BFM Business

Et si Macron récupérait un "Grand Bercy" en 2016... grâce à Sapin?

Michel Sapin et Emmanuel Macron cohabitent à Bercy

Michel Sapin et Emmanuel Macron cohabitent à Bercy - Eric Piermont-AFP

François Hollande prépare un remaniement pour la fin janvier. Et parmi les hypothèses de travail figure la nomination d'Emmanuel Macron à la tête d'un grand ministère de l'Economie et des Finances. Une promotion rendue possible par la nomination de Michel Sapin au Conseil constitutionnel.

François Hollande ne devrait pas l'évoquer jeudi soir lors de ses voeux du 31 décembre. Mais le Président de la République et son Premier ministre planchent bel et bien sur un remaniement pour la fin janvier.

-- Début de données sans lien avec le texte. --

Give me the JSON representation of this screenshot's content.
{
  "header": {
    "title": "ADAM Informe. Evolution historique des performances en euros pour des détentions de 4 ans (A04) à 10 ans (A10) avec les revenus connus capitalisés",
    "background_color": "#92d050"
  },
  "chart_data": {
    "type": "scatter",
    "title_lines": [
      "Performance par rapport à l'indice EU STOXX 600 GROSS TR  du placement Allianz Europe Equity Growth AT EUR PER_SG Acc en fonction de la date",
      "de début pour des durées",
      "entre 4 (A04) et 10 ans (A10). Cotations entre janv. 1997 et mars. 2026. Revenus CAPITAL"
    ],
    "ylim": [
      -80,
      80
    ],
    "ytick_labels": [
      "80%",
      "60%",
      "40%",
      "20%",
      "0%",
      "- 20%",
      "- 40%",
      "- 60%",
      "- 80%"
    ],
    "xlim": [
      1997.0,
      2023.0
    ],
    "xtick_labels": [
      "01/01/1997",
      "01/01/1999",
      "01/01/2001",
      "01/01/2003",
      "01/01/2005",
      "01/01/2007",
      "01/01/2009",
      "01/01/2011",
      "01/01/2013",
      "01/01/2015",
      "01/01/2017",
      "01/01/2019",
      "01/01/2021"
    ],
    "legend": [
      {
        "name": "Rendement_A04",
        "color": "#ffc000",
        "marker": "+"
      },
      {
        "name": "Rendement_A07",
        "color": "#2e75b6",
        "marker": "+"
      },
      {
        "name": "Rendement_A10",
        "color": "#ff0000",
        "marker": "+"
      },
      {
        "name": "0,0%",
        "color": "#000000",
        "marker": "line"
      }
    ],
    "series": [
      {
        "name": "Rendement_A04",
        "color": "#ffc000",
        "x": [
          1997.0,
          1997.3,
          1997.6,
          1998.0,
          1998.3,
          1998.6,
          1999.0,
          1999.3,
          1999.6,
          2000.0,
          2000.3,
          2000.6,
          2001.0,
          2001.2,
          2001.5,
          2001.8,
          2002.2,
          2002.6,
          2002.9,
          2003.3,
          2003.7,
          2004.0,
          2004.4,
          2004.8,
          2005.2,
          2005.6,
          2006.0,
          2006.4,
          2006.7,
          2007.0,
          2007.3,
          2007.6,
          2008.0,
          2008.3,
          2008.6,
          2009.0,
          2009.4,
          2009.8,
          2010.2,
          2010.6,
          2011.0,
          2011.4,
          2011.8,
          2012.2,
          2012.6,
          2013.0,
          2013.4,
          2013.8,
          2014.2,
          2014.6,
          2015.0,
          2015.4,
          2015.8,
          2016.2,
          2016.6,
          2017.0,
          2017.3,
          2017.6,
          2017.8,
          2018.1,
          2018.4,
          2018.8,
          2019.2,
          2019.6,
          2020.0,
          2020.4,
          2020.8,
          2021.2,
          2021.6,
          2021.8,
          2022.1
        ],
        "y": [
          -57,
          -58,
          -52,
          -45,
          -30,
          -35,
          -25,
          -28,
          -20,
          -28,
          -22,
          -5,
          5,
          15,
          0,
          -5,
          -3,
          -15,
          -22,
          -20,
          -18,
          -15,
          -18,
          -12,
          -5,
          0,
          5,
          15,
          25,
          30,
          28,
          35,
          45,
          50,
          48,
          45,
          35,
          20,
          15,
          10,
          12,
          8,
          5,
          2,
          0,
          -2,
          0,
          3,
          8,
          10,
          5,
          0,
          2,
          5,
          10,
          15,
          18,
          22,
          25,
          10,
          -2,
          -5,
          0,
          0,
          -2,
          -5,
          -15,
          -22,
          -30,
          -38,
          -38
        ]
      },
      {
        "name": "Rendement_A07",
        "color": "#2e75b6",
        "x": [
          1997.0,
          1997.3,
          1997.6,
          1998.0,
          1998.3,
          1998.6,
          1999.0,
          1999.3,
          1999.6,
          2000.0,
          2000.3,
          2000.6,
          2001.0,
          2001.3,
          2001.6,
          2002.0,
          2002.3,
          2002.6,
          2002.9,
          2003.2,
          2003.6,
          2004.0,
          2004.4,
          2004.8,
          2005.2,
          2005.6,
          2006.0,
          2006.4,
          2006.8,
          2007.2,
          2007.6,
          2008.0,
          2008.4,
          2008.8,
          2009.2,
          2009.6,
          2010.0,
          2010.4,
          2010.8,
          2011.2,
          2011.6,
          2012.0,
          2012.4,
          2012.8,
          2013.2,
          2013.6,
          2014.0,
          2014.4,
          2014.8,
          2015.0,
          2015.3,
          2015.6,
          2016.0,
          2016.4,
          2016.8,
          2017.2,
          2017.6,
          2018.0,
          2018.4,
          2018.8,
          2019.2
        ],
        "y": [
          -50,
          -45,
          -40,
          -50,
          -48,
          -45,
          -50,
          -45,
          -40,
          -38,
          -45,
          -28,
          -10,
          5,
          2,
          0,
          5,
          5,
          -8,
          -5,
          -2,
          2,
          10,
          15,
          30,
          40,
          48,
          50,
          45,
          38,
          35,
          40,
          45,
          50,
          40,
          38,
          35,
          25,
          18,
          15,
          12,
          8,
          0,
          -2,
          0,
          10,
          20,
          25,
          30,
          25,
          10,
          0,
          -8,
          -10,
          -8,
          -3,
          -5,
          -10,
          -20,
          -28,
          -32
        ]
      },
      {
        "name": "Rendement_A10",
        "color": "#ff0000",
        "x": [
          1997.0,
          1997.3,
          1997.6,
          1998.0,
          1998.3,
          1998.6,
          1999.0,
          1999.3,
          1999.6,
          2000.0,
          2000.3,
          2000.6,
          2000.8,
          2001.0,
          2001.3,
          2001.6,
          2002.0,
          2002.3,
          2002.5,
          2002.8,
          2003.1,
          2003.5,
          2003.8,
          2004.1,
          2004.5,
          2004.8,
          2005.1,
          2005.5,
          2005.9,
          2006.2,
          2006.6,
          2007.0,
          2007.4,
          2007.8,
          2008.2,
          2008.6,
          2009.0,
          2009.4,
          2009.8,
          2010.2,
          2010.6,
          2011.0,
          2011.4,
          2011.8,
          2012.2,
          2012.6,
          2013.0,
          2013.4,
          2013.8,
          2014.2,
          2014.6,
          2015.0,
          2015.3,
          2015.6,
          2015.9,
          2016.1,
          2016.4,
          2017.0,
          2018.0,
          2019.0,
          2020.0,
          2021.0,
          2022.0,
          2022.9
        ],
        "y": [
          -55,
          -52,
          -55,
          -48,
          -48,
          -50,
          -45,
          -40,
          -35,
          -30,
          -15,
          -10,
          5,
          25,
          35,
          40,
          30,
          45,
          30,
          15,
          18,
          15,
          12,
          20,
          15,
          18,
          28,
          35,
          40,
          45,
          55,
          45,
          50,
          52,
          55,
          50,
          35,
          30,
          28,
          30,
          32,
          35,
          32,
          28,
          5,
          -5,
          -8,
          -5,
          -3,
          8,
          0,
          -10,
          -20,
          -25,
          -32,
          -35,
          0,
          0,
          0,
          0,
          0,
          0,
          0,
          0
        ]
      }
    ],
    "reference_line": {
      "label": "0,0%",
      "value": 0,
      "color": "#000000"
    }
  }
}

Ne serait-ce que pour remplacer Sylvia Pinel, la ministre radicale de gauche du Logement, qui va démissionner le 4 janvier pour se consacrer à la vice-présidence de la nouvelle grande région Midi-Pyrénées-Languedoc-Roussillon où elle a été élue le 18 décembre. 

Fabius président? 

Mais à un an des présidentielles, le remaniement devrait dépasser le simple cas de la jeune ministre toulousaine. Il se dit en effet que Laurent Fabius quitterait le Quai d'Orsay sur le succès de la COP21 pour devenir à 69 ans président du Conseil constitutionnel dont l'actuel président, le chiraquien Jean-Louis Debré, va achever son mandat fin février. 

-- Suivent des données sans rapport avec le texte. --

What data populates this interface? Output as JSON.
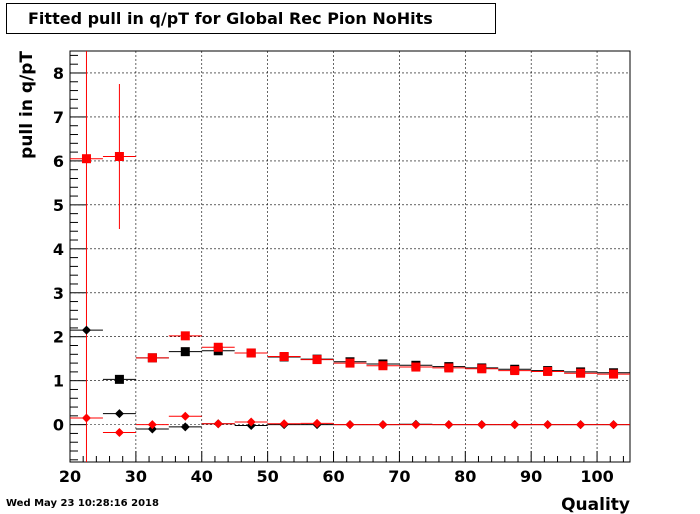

Un beau bâton de maréchal pour l'ex-plus jeune premier ministre français (il avait 38 ans lorsque François Mitterrand l'avait nommé à Matignon). François Hollande lui aurait promis le poste de longue date.

Dans cette hypothèse, Laurent Fabius pourrait être remplacé par l'ancienne ministre et actuelle présidente de la commission des Affaires étrangères de l'Assemblée nationale, Elisabeth Guigou. D'autres noms circulent. On évoque les noms de Ségolène Royal et de de Bertrand Delanoé.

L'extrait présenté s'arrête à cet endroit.